Persistent GKE Metrics Agent Errors Following Manual Upgrade to 1.26.5-gke.1200

ethansq · June 22, 2023, 4:57pm

Hello,

I recently upgraded both the cluster and node pool manually on my GKE instance. Since the upgrade, the gke-metrics-agent has been consistently logging errors when attempting to scrape the gpu-maintenance-handler?

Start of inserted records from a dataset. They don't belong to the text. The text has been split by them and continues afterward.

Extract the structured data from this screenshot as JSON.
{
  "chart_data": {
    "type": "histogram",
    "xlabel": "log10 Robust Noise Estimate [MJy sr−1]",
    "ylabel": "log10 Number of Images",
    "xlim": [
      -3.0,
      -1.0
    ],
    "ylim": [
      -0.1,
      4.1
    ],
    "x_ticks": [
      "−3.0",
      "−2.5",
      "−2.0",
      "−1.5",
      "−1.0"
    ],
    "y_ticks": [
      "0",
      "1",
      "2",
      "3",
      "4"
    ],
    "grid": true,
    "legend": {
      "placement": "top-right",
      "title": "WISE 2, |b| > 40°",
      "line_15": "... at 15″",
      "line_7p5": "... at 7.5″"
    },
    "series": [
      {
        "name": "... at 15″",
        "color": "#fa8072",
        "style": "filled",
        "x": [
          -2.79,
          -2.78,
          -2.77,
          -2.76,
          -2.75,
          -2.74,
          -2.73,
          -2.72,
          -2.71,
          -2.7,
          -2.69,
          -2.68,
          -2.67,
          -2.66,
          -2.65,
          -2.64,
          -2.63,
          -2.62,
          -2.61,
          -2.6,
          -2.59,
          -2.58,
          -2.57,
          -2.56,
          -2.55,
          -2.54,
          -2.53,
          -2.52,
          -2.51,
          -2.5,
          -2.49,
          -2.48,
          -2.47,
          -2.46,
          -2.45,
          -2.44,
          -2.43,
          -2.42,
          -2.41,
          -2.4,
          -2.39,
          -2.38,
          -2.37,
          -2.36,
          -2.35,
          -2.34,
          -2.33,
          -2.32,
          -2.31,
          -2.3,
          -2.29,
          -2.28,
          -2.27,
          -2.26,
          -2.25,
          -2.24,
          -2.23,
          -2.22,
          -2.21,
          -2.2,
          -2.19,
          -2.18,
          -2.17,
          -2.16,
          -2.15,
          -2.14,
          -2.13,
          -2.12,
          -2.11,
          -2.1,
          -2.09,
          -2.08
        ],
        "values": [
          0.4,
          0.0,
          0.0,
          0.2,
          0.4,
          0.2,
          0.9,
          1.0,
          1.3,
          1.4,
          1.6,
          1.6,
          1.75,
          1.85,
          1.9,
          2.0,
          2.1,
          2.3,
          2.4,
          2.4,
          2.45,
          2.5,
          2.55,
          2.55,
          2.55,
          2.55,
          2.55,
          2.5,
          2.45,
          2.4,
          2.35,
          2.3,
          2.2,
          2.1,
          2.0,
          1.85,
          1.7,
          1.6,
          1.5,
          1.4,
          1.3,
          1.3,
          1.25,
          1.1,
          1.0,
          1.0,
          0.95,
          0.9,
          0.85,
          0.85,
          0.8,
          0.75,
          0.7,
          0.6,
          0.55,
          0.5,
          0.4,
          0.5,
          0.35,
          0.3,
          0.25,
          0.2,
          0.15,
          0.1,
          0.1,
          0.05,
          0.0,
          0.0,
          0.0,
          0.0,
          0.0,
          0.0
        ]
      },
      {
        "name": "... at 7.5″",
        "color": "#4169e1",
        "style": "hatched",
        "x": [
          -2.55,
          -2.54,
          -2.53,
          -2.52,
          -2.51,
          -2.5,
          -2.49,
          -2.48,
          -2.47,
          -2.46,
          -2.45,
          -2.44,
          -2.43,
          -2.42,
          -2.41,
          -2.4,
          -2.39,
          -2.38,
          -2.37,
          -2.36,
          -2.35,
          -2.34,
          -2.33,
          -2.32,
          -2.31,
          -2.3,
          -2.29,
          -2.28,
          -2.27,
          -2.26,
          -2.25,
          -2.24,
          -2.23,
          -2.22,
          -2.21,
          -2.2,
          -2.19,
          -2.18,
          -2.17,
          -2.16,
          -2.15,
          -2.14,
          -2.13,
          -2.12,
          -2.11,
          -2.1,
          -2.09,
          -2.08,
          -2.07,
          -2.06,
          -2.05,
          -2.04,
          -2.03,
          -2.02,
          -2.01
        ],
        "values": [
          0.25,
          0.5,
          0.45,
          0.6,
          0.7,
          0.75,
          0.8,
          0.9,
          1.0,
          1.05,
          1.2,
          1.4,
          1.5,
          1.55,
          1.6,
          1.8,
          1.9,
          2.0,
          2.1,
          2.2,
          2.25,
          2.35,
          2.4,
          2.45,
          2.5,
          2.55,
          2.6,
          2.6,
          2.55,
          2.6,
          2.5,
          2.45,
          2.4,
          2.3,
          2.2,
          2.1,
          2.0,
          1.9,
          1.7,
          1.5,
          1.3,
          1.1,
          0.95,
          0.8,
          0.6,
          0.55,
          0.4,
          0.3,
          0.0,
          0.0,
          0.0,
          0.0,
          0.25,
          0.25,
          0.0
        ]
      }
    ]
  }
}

This is particularly strange since none of the workloads are using GPU.

Previous Version: 1.25.8-gke**.1000**
Current Version: 1.26.5-gke.1200

These errors did not appear in the log history prior to the upgrade, and I have not identified any performance issues or disruptions associated with them.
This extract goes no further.